Vor dem Hintergrund der düsteren Prognosen des Internationalen Währungsfonds (IWF) zu den Auswirkungen der Pandemie auf die globale Wirtschaft ("World Economic Outlook" des IWF vom April 2020) besteht die Gefahr, dass das Wirtschaftswachstum auf Kosten des Klimas und der Umwelt wieder stärker betont wird. Auf EU-Ebene wird der europäische Grüne Deal angesichts der Corona-Krise bereits wieder in Frage gestellt wird. Das wäre ein Fehler. Die Klimakrise ist wegen Covid-19 nicht weniger bedrohlich geworden. Gerade jetzt müssen Umwelt- und Klimamaßnahmen eingefordert werden. Aber das reicht angesichts der drohenden sozialen Konsequenzen der Krise nicht aus.

In den vergangenen Tagen haben viele internationale Organisationen auf die negativen Folgen der Coronavirus-Pandemie für die Menschen im globalen Süden hingewiesen: Im schlimmsten Fall könnten 922 Millionen Menschen in absolute Armut geraten (also weniger als 1,9 US-Dollar pro Tag zur Verfügung haben). Die Investitionen in Entwicklungs- und Schwellenländern nehmen aufgrund der Krise dramatisch ab. Der IWF warnt zudem, dass Quarantänemaßnahmen, Ausgangsbeschränkungen und der wirtschaftliche Lockdown gerade in diesen Ländern zu sozialen Unruhen führen können, wenn die Maßnahmen zur Abfederung der Krise zu gering ausfallen.

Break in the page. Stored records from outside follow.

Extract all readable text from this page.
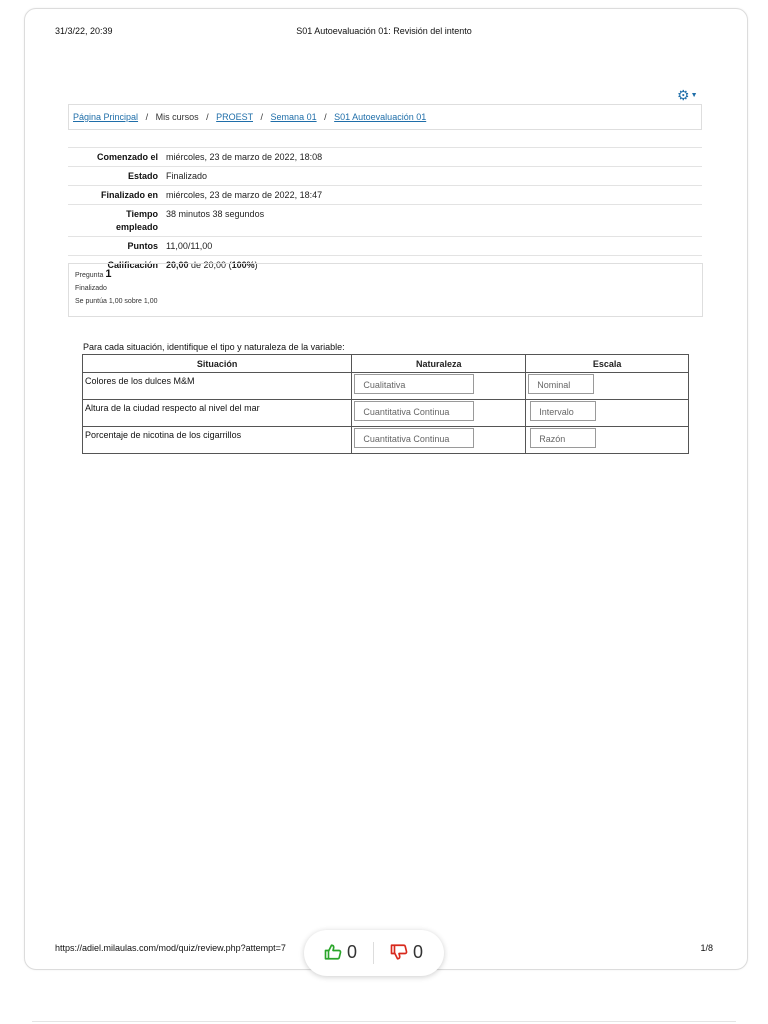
31/3/22, 20:39	S01 Autoevaluación 01: Revisión del intento
⚙▼
Página Principal / Mis cursos / PROEST / Semana 01 / S01 Autoevaluación 01
Comenzado el	miércoles, 23 de marzo de 2022, 18:08
Estado	Finalizado
Finalizado en	miércoles, 23 de marzo de 2022, 18:47
Tiempo
empleado	38 minutos 38 segundos
Puntos	11,00/11,00
Calificación	20,00 de 20,00 (100%)
Pregunta 1
Finalizado
Se puntúa 1,00 sobre 1,00
Para cada situación, identifique el tipo y naturaleza de la variable:
Situación	Naturaleza	Escala

Colores de los dulces M&M	Cualitativa	Nominal

Altura de la ciudad respecto al nivel del mar	Cuantitativa Continua	Intervalo

Porcentaje de nicotina de los cigarrillos	Cuantitativa Continua	Razón
https://adiel.milaulas.com/mod/quiz/review.php?attempt=7	1/8
0	0
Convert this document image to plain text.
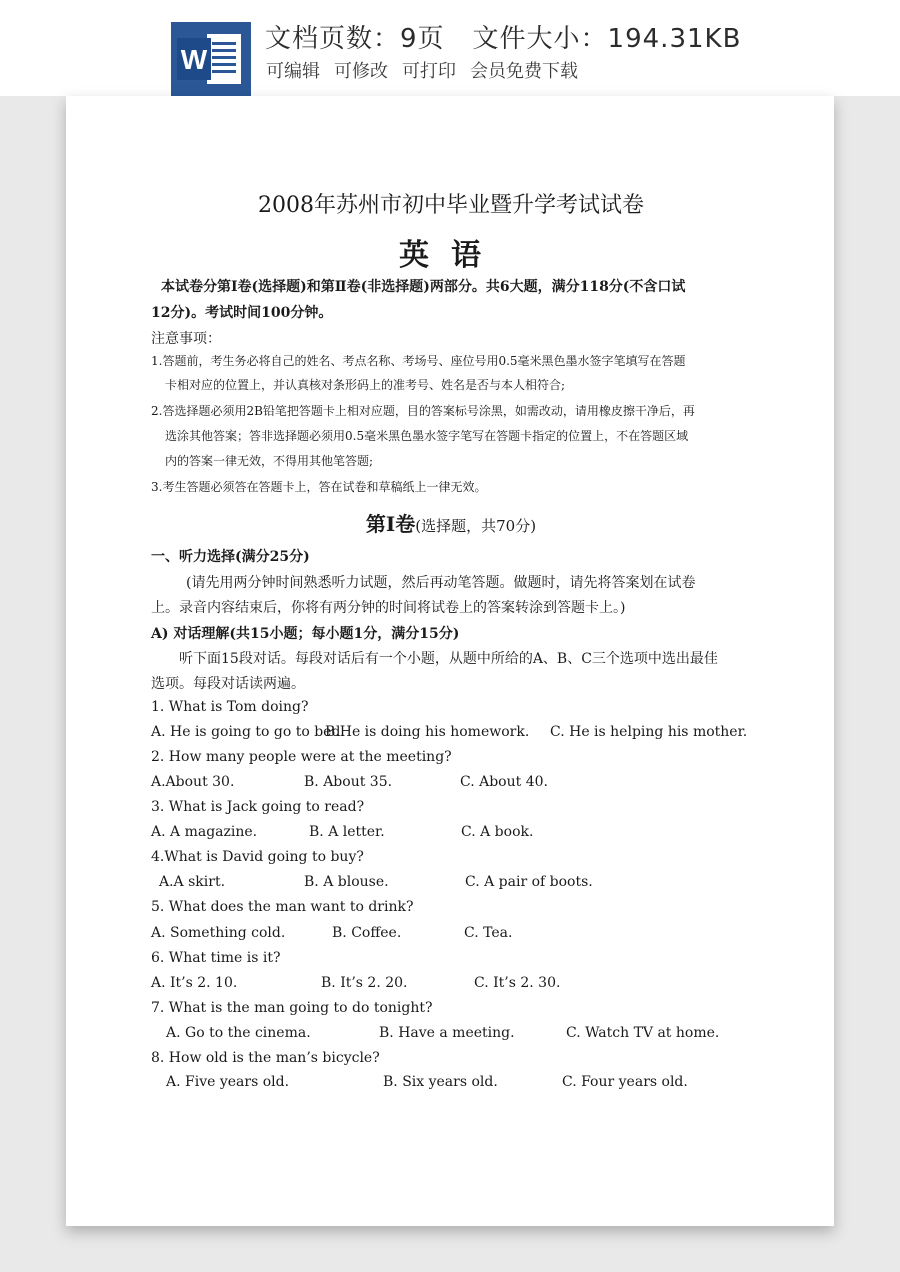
W
文档页数：9页 文件大小：194.31KB
可编辑 可修改 可打印 会员免费下载
2008年苏州市初中毕业暨升学考试试卷
英语
本试卷分第Ⅰ卷(选择题)和第Ⅱ卷(非选择题)两部分。共6大题，满分118分(不含口试
12分)。考试时间100分钟。
注意事项：
1.答题前，考生务必将自己的姓名、考点名称、考场号、座位号用0.5毫米黑色墨水签字笔填写在答题
卡相对应的位置上，并认真核对条形码上的准考号、姓名是否与本人相符合;
2.答选择题必须用2B铅笔把答题卡上相对应题，目的答案标号涂黑，如需改动，请用橡皮擦干净后，再
选涂其他答案；答非选择题必须用0.5毫米黑色墨水签字笔写在答题卡指定的位置上，不在答题区域
内的答案一律无效，不得用其他笔答题;
3.考生答题必须答在答题卡上，答在试卷和草稿纸上一律无效。
第Ⅰ卷(选择题，共70分)
一、听力选择(满分25分)
(请先用两分钟时间熟悉听力试题，然后再动笔答题。做题时，请先将答案划在试卷
上。录音内容结束后，你将有两分钟的时间将试卷上的答案转涂到答题卡上。)
A) 对话理解(共15小题；每小题1分，满分15分)
听下面15段对话。每段对话后有一个小题，从题中所给的A、B、C三个选项中选出最佳
选项。每段对话读两遍。
1. What is Tom doing?
A. He is going to go to bed.
B.He is doing his homework. C. He is helping his mother.
2. How many people were at the meeting?
A.About 30.	B. About 35.	C. About 40.
3. What is Jack going to read?
A. A magazine.	B. A letter.	C. A book.
4.What is David going to buy?
A.A skirt.	B. A blouse.	C. A pair of boots.
5. What does the man want to drink?
A. Something cold.	B. Coffee.	C. Tea.
6. What time is it?
A. It’s 2. 10.	B. It’s 2. 20.	C. It’s 2. 30.
7. What is the man going to do tonight?
A. Go to the cinema.	B. Have a meeting.	C. Watch TV at home.
8. How old is the man’s bicycle?
A. Five years old.	B. Six years old.	C. Four years old.
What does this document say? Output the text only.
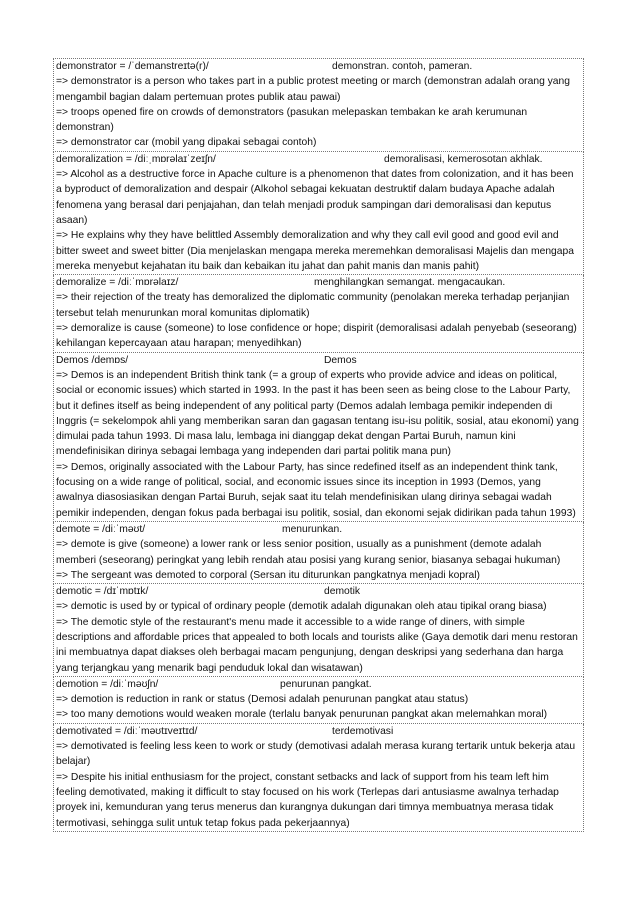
demonstrator = /ˈdemanstreɪtə(r)/	demonstran. contoh, pameran.
=> demonstrator is a person who takes part in a public protest meeting or march (demonstran adalah orang yang mengambil bagian dalam pertemuan protes publik atau pawai)
=> troops opened fire on crowds of demonstrators (pasukan melepaskan tembakan ke arah kerumunan demonstran)
=> demonstrator car (mobil yang dipakai sebagai contoh)
demoralization = /diːˌmɒrəlaɪˈzeɪʃn/	demoralisasi, kemerosotan akhlak.
=> Alcohol as a destructive force in Apache culture is a phenomenon that dates from colonization, and it has been a byproduct of demoralization and despair (Alkohol sebagai kekuatan destruktif dalam budaya Apache adalah fenomena yang berasal dari penjajahan, dan telah menjadi produk sampingan dari demoralisasi dan keputus asaan)
=> He explains why they have belittled Assembly demoralization and why they call evil good and good evil and bitter sweet and sweet bitter (Dia menjelaskan mengapa mereka meremehkan demoralisasi Majelis dan mengapa mereka menyebut kejahatan itu baik dan kebaikan itu jahat dan pahit manis dan manis pahit)
demoralize = /diːˈmɒrəlaɪz/	menghilangkan semangat. mengacaukan.
=> their rejection of the treaty has demoralized the diplomatic community (penolakan mereka terhadap perjanjian tersebut telah menurunkan moral komunitas diplomatik)
=> demoralize is cause (someone) to lose confidence or hope; dispirit (demoralisasi adalah penyebab (seseorang) kehilangan kepercayaan atau harapan; menyedihkan)
Demos /demɒs/	Demos
=> Demos is an independent British think tank (= a group of experts who provide advice and ideas on political, social or economic issues) which started in 1993. In the past it has been seen as being close to the Labour Party, but it defines itself as being independent of any political party (Demos adalah lembaga pemikir independen di Inggris (= sekelompok ahli yang memberikan saran dan gagasan tentang isu-isu politik, sosial, atau ekonomi) yang dimulai pada tahun 1993. Di masa lalu, lembaga ini dianggap dekat dengan Partai Buruh, namun kini mendefinisikan dirinya sebagai lembaga yang independen dari partai politik mana pun)
=> Demos, originally associated with the Labour Party, has since redefined itself as an independent think tank, focusing on a wide range of political, social, and economic issues since its inception in 1993 (Demos, yang awalnya diasosiasikan dengan Partai Buruh, sejak saat itu telah mendefinisikan ulang dirinya sebagai wadah pemikir independen, dengan fokus pada berbagai isu politik, sosial, dan ekonomi sejak didirikan pada tahun 1993)
demote = /diːˈməʊt/	menurunkan.
=> demote is give (someone) a lower rank or less senior position, usually as a punishment (demote adalah memberi (seseorang) peringkat yang lebih rendah atau posisi yang kurang senior, biasanya sebagai hukuman)
=> The sergeant was demoted to corporal (Sersan itu diturunkan pangkatnya menjadi kopral)
demotic = /dɪˈmɒtɪk/	demotik
=> demotic is used by or typical of ordinary people (demotik adalah digunakan oleh atau tipikal orang biasa)
=> The demotic style of the restaurant's menu made it accessible to a wide range of diners, with simple descriptions and affordable prices that appealed to both locals and tourists alike (Gaya demotik dari menu restoran ini membuatnya dapat diakses oleh berbagai macam pengunjung, dengan deskripsi yang sederhana dan harga yang terjangkau yang menarik bagi penduduk lokal dan wisatawan)
demotion = /diːˈməʊʃn/	penurunan pangkat.
=> demotion is reduction in rank or status (Demosi adalah penurunan pangkat atau status)
=> too many demotions would weaken morale (terlalu banyak penurunan pangkat akan melemahkan moral)
demotivated = /diːˈməʊtɪveɪtɪd/	terdemotivasi
=> demotivated is feeling less keen to work or study (demotivasi adalah merasa kurang tertarik untuk bekerja atau belajar)
=> Despite his initial enthusiasm for the project, constant setbacks and lack of support from his team left him feeling demotivated, making it difficult to stay focused on his work (Terlepas dari antusiasme awalnya terhadap proyek ini, kemunduran yang terus menerus dan kurangnya dukungan dari timnya membuatnya merasa tidak termotivasi, sehingga sulit untuk tetap fokus pada pekerjaannya)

Armutsreduktion im globalen Süden wird mithilfe von Entwicklungszusammenarbeit und humanitärer Hilfe durchgeführt. Die dafür aufgewendeten öffentlichen Mittel reichen aber nicht aus. Österreich lag im Jahr 2019 bei der öffentlichen Entwicklungszusammenarbeit (EZA) mit einer Quote von 0,27 Prozent des Bruttonationaleinkommens weit unter dem Durchschnitt der EU-Länder von 0,47 Prozent und dem selbstgewählten Ziel von 0,7 Prozent. Nur ein Bruchteil davon fließt in die Armutsbekämpfung. Angesichts der Unsummen, die derzeit für die Krisenbekämpfung ausgegeben werden, führt sich das Argument, dass wir uns eine höhere EZA nicht leisten könnten, ein für alle Mal ad absurdum.

Die Entwicklungsländer mit den massiven gesundheits- und sozialpolitischen Folgen von Covid-19 alleine zu lassen, wird auf uns in Europa und Österreich zurückfallen. Österreich verwendet allein 15 Milliarden Euro für den Corona-Hilfsfonds zur Unterstützung der heimischen Wirtschaft. Warum nicht 0,7 Prozent oder 105 Millionen Euro davon an Hilfen den Entwicklungsländern zur Verfügung stellen? Geld dafür gäbe es genug!